Just like when I was teaching electrical trades. Could someone eventually learn by reading and trial and error, to bend a 4-point saddle in EMT like I can? Sure. And it will take a while. No, it didn't take me a while but that is beside the point. The point is, by having me physically show a student, he was bending 4-point saddles with professional consistency after about an hour. And directed his own practice by finding things around the shop, obstructions of structure that would require his new-found "skill." Something he could do all along, provided he had the right path. That's not bragging for myself but to show the advantage of having a teacher show you what is right, from the start, before you develope incorrect habits.

And, in fact, it had as much or more to do with the student as it did with my instruction.
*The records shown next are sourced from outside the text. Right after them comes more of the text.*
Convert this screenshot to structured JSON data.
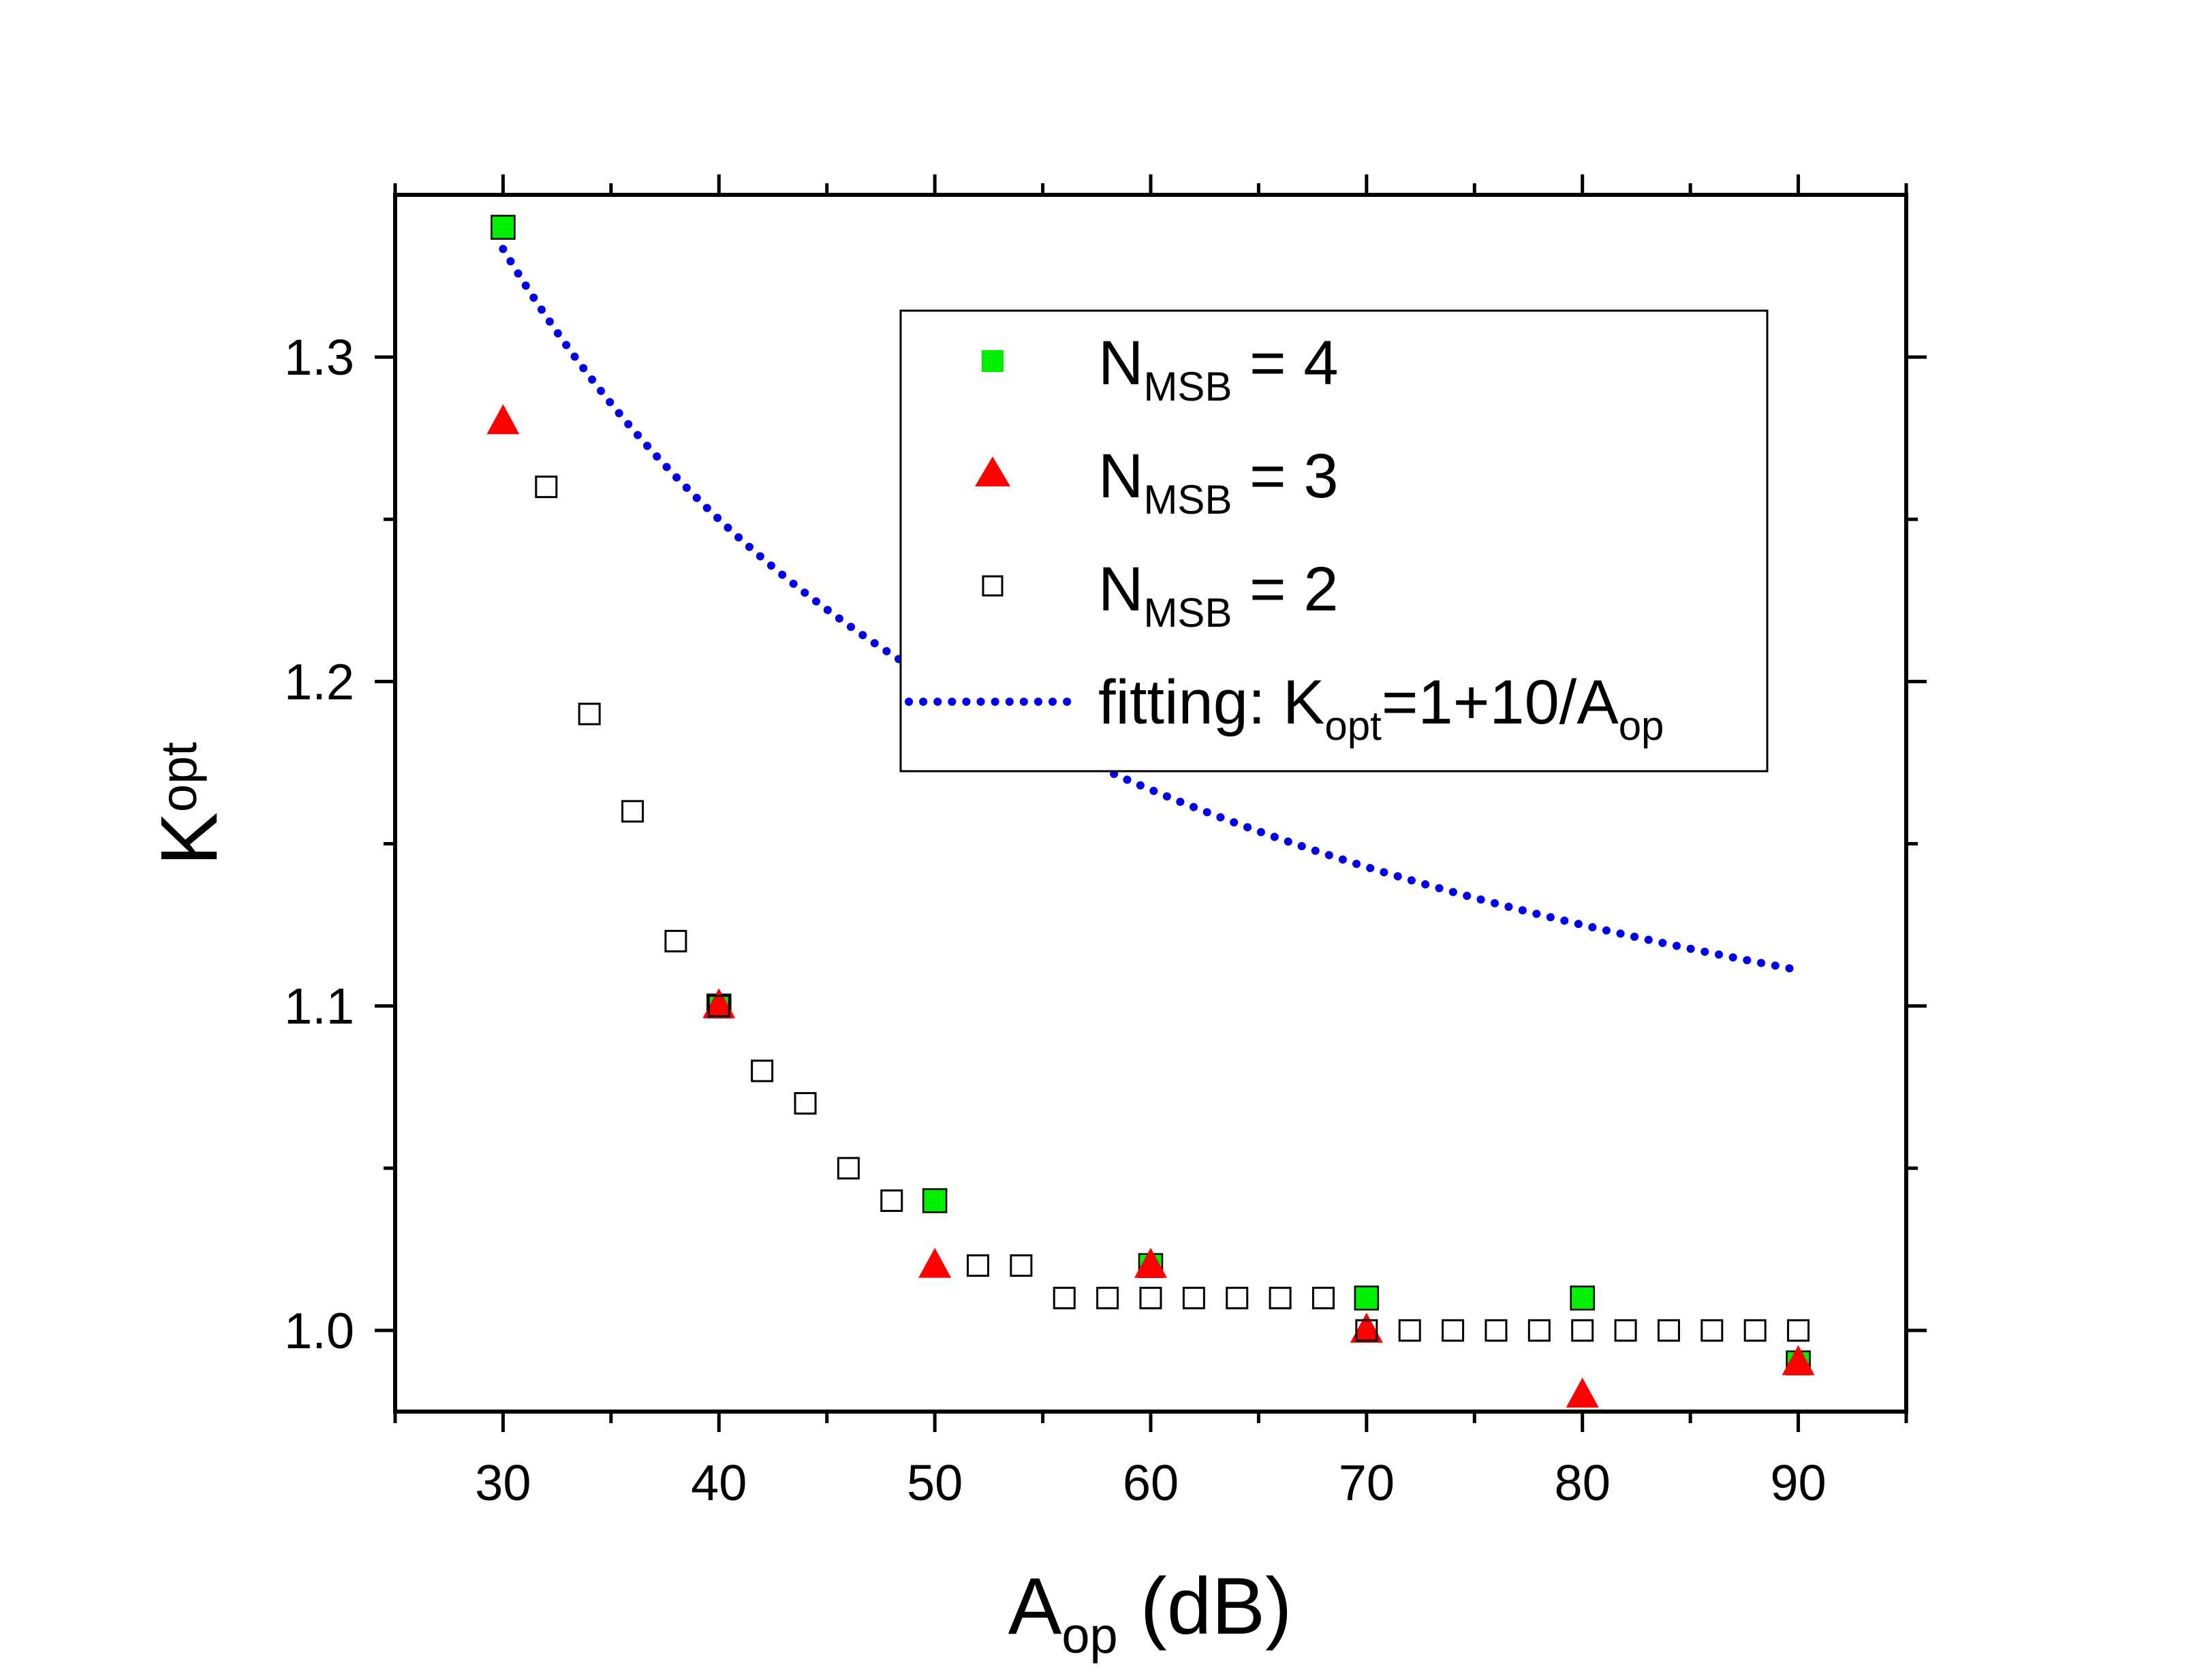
{
  "chart_data": {
    "type": "scatter",
    "xlabel": {
      "main": "A",
      "sub": "op",
      "suffix": " (dB)"
    },
    "ylabel": {
      "main": "K",
      "sub": "opt"
    },
    "xlim": [
      25,
      95
    ],
    "ylim": [
      0.975,
      1.35
    ],
    "xticks": [
      30,
      40,
      50,
      60,
      70,
      80,
      90
    ],
    "xtick_labels": [
      "30",
      "40",
      "50",
      "60",
      "70",
      "80",
      "90"
    ],
    "yticks": [
      1.0,
      1.1,
      1.2,
      1.3
    ],
    "ytick_labels": [
      "1.0",
      "1.1",
      "1.2",
      "1.3"
    ],
    "grid": false,
    "legend_position": "top-right",
    "series": [
      {
        "name": "N_MSB = 4",
        "legend": {
          "main": "N",
          "sub": "MSB",
          "suffix": " = 4"
        },
        "marker": "square-filled",
        "color": "#00ee00",
        "x": [
          30,
          40,
          50,
          60,
          70,
          80,
          90
        ],
        "y": [
          1.34,
          1.1,
          1.04,
          1.02,
          1.01,
          1.01,
          0.99
        ]
      },
      {
        "name": "N_MSB = 3",
        "legend": {
          "main": "N",
          "sub": "MSB",
          "suffix": " = 3"
        },
        "marker": "triangle-filled",
        "color": "#ff0000",
        "x": [
          30,
          40,
          50,
          60,
          70,
          80,
          90
        ],
        "y": [
          1.28,
          1.1,
          1.02,
          1.02,
          1.0,
          0.98,
          0.99
        ]
      },
      {
        "name": "N_MSB = 2",
        "legend": {
          "main": "N",
          "sub": "MSB",
          "suffix": " = 2"
        },
        "marker": "square-open",
        "color": "#000000",
        "x": [
          32,
          34,
          36,
          38,
          40,
          42,
          44,
          46,
          48,
          52,
          54,
          56,
          58,
          60,
          62,
          64,
          66,
          68,
          70,
          72,
          74,
          76,
          78,
          80,
          82,
          84,
          86,
          88,
          90
        ],
        "y": [
          1.26,
          1.19,
          1.16,
          1.12,
          1.1,
          1.08,
          1.07,
          1.05,
          1.04,
          1.02,
          1.02,
          1.01,
          1.01,
          1.01,
          1.01,
          1.01,
          1.01,
          1.01,
          1.0,
          1.0,
          1.0,
          1.0,
          1.0,
          1.0,
          1.0,
          1.0,
          1.0,
          1.0,
          1.0
        ]
      },
      {
        "name": "fitting: K_opt=1+10/A_op",
        "legend": {
          "pre": "fitting: K",
          "sub1": "opt",
          "mid": "=1+10/A",
          "sub2": "op"
        },
        "marker": "dotted-line",
        "color": "#0000ee",
        "function": "1+10/x",
        "x_range": [
          30,
          90
        ]
      }
    ]
  }
}
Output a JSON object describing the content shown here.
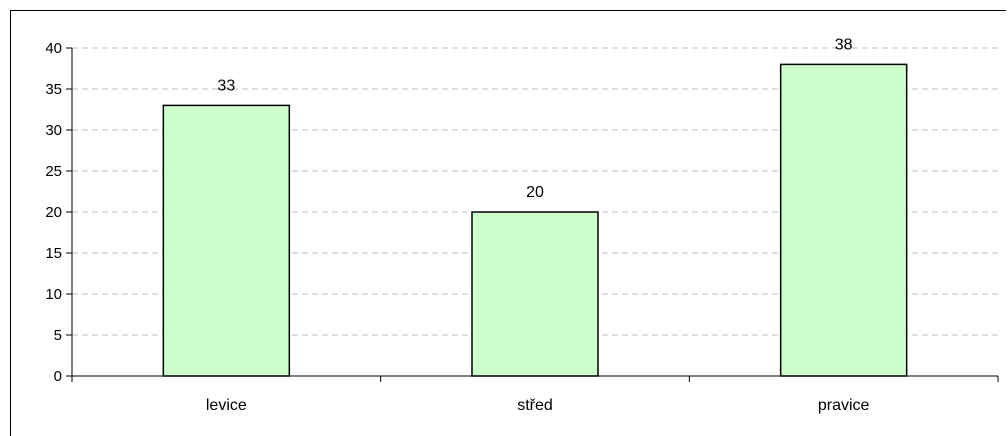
{
  "chart_data": {
    "type": "bar",
    "title": "",
    "xlabel": "",
    "ylabel": "",
    "categories": [
      "levice",
      "střed",
      "pravice"
    ],
    "values": [
      33,
      20,
      38
    ],
    "data_labels": [
      "33",
      "20",
      "38"
    ],
    "ylim": [
      0,
      40
    ],
    "yticks": [
      0,
      5,
      10,
      15,
      20,
      25,
      30,
      35,
      40
    ],
    "ytick_labels": [
      "0",
      "5",
      "10",
      "15",
      "20",
      "25",
      "30",
      "35",
      "40"
    ],
    "grid": true,
    "legend": false,
    "bar_color": "#ccffcc",
    "bar_edge_color": "#000000",
    "grid_color": "#bfbfbf"
  }
}
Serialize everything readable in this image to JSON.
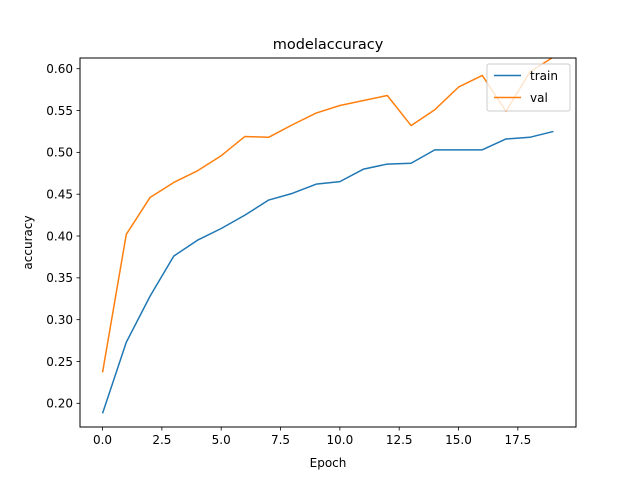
{
  "chart_data": {
    "type": "line",
    "title": "modelaccuracy",
    "xlabel": "Epoch",
    "ylabel": "accuracy",
    "x": [
      0,
      1,
      2,
      3,
      4,
      5,
      6,
      7,
      8,
      9,
      10,
      11,
      12,
      13,
      14,
      15,
      16,
      17,
      18,
      19
    ],
    "series": [
      {
        "name": "train",
        "color": "#1f77b4",
        "values": [
          0.188,
          0.273,
          0.328,
          0.376,
          0.395,
          0.409,
          0.425,
          0.443,
          0.451,
          0.462,
          0.465,
          0.48,
          0.486,
          0.487,
          0.503,
          0.503,
          0.503,
          0.516,
          0.518,
          0.525
        ]
      },
      {
        "name": "val",
        "color": "#ff7f0e",
        "values": [
          0.237,
          0.402,
          0.446,
          0.464,
          0.478,
          0.496,
          0.519,
          0.518,
          0.533,
          0.547,
          0.556,
          0.562,
          0.568,
          0.532,
          0.551,
          0.578,
          0.592,
          0.549,
          0.596,
          0.614
        ]
      }
    ],
    "xlim": [
      -0.95,
      19.95
    ],
    "ylim": [
      0.1717,
      0.6128
    ],
    "xticks": [
      0.0,
      2.5,
      5.0,
      7.5,
      10.0,
      12.5,
      15.0,
      17.5
    ],
    "xtick_labels": [
      "0.0",
      "2.5",
      "5.0",
      "7.5",
      "10.0",
      "12.5",
      "15.0",
      "17.5"
    ],
    "yticks": [
      0.2,
      0.25,
      0.3,
      0.35,
      0.4,
      0.45,
      0.5,
      0.55,
      0.6
    ],
    "ytick_labels": [
      "0.20",
      "0.25",
      "0.30",
      "0.35",
      "0.40",
      "0.45",
      "0.50",
      "0.55",
      "0.60"
    ],
    "grid": false,
    "legend_position": "top-right"
  }
}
He had the motivation, the desire to learn, to put aside what he may have previously thought, at least to consider what I was saying.

And so, when seeking a teacher, ideally it will be a teacher who can reflexively modify his lesson plan to suit your needs. Accent in language can be limiting. So, just telling a student sing ah in father doesn't help if the accent of the student is such that father is pronounced with the high a in the word cat. Tell him to say ah and he still sounds like a whiny cat. It takes a flexible teacher to tell the student to roll forward more to aw to kind of over-correct for the backwards a he as been using.

And dipthongs, the bane of american english. Especially in southern accents where there is a tendency to create more syllables in a word. I don't know if it is because of the slower pace of life and we have to elongate conversation to fill up the days, or what! LOL

And accents where too much sound goes through and out the nostrils. Granted, that is maybe more about style. But leaving these "stylings" in place can have a destructive consequence. Which places the onus on the student.